3) doc_values: both doc_values and the following field_data are parameters used for aggregating (described later) and sorting these statistics. They are enabled by default. Sorting, aggregation, this kind of work carried out globally in the document, using an inverted index is certainly not appropriate. Therefore, for not_analyzed (that is, do not build inverted) fields, doc_values uses a column mode (you can refer to Hbase) to store the front row of the document, which is convenient to do statistics in the document globally. Doc_values is stored on disk, and if you make it clear that some fields are only displayed and not used for statistics, you can disable this. Doc_values must not index the analyzed domain (it is not appropriate to think about it, but how to build a column index), but use the following field data.

4) field_data: there will also be statistical requirements for analyzed text fields, such as text (for example, ES also supports aggregate statistics of documents by some keywords, but the common method for this task is to push it to the online index after it is done through offline tools, such as Hadoop or stand-alone analysis, and it feels strange to calculate it directly in ES). It's not suitable for search engines, but you do, and es will dynamically load this data in a field data in memory. So, just think about it, this is a very memory-consuming operation, it is likely to eat up the jvm heap! By default, es only opens, but does not load, and only dynamically load this memory (in the lazy way) when you need to sort and aggregate analyze fields. So try not to open the Pandora's box during the query, or just turn this option off.

Polymerization

Who says search engines can only be used to search? ES can not only search, but also count directly on the set of search results. At present, the stable non-experimental phase polymerization of ES can be divided into two types: Metrics Aggregation (indicator aggregation) and Bucket Aggregation (barrel polymerization).

Indicator aggregation mainly refers to conventional collective mathematical statistics operations, such as this example of the official guide: find all the red cars traded and then calculate their average prices:

The result is something like this:

Magic bar ~ index operation also includes other, such as maximum, minimum, summation, number, geographical coordinate operation and so on. However, what we are going to give an example today is mainly Bucket Aggregation, bucket aggregation. Bucket aggregation refers to dividing the document into different groups according to a given field, and then further aggregating within the group and returning bucket-level results. More intuitive understanding, such as: histogram, time-division statistics and so on. As in the following example, it is the term aggregation in the bucket aggregation, that is, according to the color field, the exact match is performed in the bucket, and then the average price aggregation and the further bucket aggregation by manufacturer are further nested in the bucket.

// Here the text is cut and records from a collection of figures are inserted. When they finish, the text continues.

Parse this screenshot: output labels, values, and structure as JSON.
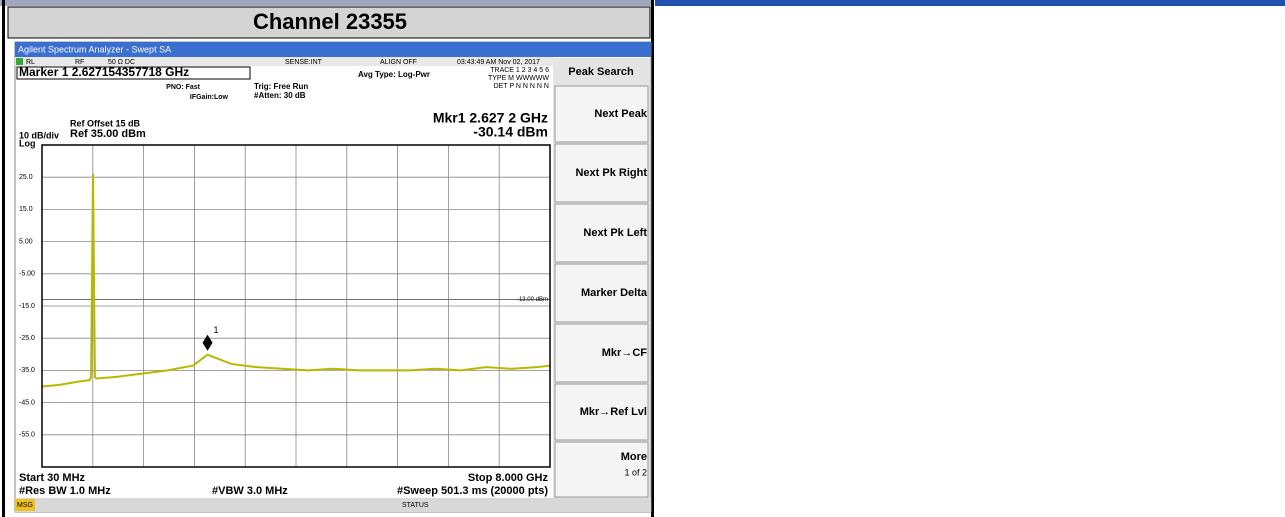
{
  "header": {
    "title": "Channel 23355"
  },
  "window_title": "Agilent Spectrum Analyzer - Swept SA",
  "status_row": {
    "rl": "RL",
    "rf": "RF",
    "impedance": "50 Ω  DC",
    "sense": "SENSE:INT",
    "align": "ALIGN OFF",
    "datetime": "03:43:49 AM Nov 02, 2017"
  },
  "marker_readout": "Marker 1 2.627154357718 GHz",
  "settings": {
    "pno": "PNO: Fast",
    "ifgain": "IFGain:Low",
    "trig": "Trig: Free Run",
    "atten": "#Atten: 30 dB",
    "avg": "Avg Type: Log-Pwr",
    "trace": "TRACE 1 2 3 4 5 6",
    "type": "TYPE M WWWWW",
    "det": "DET P N N N N N",
    "ref_offset": "Ref Offset 15 dB",
    "scale": "10 dB/div",
    "ref": "Ref 35.00 dBm",
    "log": "Log",
    "mkr_freq": "Mkr1 2.627 2 GHz",
    "mkr_level": "-30.14 dBm"
  },
  "footer": {
    "start": "Start 30 MHz",
    "stop": "Stop 8.000 GHz",
    "rbw": "#Res BW 1.0 MHz",
    "vbw": "#VBW 3.0 MHz",
    "sweep": "#Sweep  501.3 ms (20000 pts)",
    "msg": "MSG",
    "status": "STATUS"
  },
  "softkeys": {
    "title": "Peak Search",
    "keys": [
      "Next Peak",
      "Next Pk Right",
      "Next Pk Left",
      "Marker Delta",
      "Mkr→CF",
      "Mkr→Ref Lvl",
      "More"
    ],
    "page": "1 of 2"
  },
  "chart_data": {
    "type": "line",
    "x": [
      30,
      300,
      600,
      780,
      800,
      830,
      860,
      880,
      1200,
      1600,
      2000,
      2400,
      2627.2,
      3000,
      3400,
      3800,
      4200,
      4600,
      5000,
      5400,
      5800,
      6200,
      6600,
      7000,
      7400,
      7800,
      8000
    ],
    "values": [
      -40,
      -39.5,
      -38.5,
      -38,
      -37,
      26,
      -37,
      -37.5,
      -37,
      -36,
      -35,
      -33.5,
      -30.14,
      -33,
      -34,
      -34.5,
      -35,
      -34.5,
      -35,
      -35,
      -35,
      -34.5,
      -35,
      -34,
      -34.5,
      -34,
      -33.5
    ],
    "color": "#b8b800",
    "xlim": [
      30,
      8000
    ],
    "ylim": [
      -65,
      35
    ],
    "xticks": [
      30,
      827,
      1624,
      2421,
      3218,
      4015,
      4812,
      5609,
      6406,
      7203,
      8000
    ],
    "yticks": [
      {
        "value": 25,
        "label": "25.0"
      },
      {
        "value": 15,
        "label": "15.0"
      },
      {
        "value": 5,
        "label": "5.00"
      },
      {
        "value": -5,
        "label": "-5.00"
      },
      {
        "value": -15,
        "label": "-15.0"
      },
      {
        "value": -25,
        "label": "-25.0"
      },
      {
        "value": -35,
        "label": "-35.0"
      },
      {
        "value": -45,
        "label": "-45.0"
      },
      {
        "value": -55,
        "label": "-55.0"
      }
    ],
    "limit_line": {
      "value": -13,
      "label": "-13.00 dBm"
    },
    "marker": {
      "x": 2627.2,
      "y": -30.14,
      "label": "1"
    },
    "grid": true
  }
}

The statistical results are similar to the following. There are four red cars, the average price is 32500, and it includes three Honda and one BMW:

Here is a simple example. In our WeTest public opinion, there is a feature of forum hot posts, that is, real-time statistics of the largest number of TopN posts in a data source (such as Baidu Tieba) and a forum (such as Arena of Valor) within a period of time (such as 3 months).

Welcome to subscribe "Shulou Technology Information " to get latest news, interesting things and hot topics in the IT industry, and controls the hottest and latest Internet news, technology news and IT industry trends.

*The comments in the above article only represent the author's personal views and do not represent the views and positions of this website. If you have more insights, please feel free to contribute and share.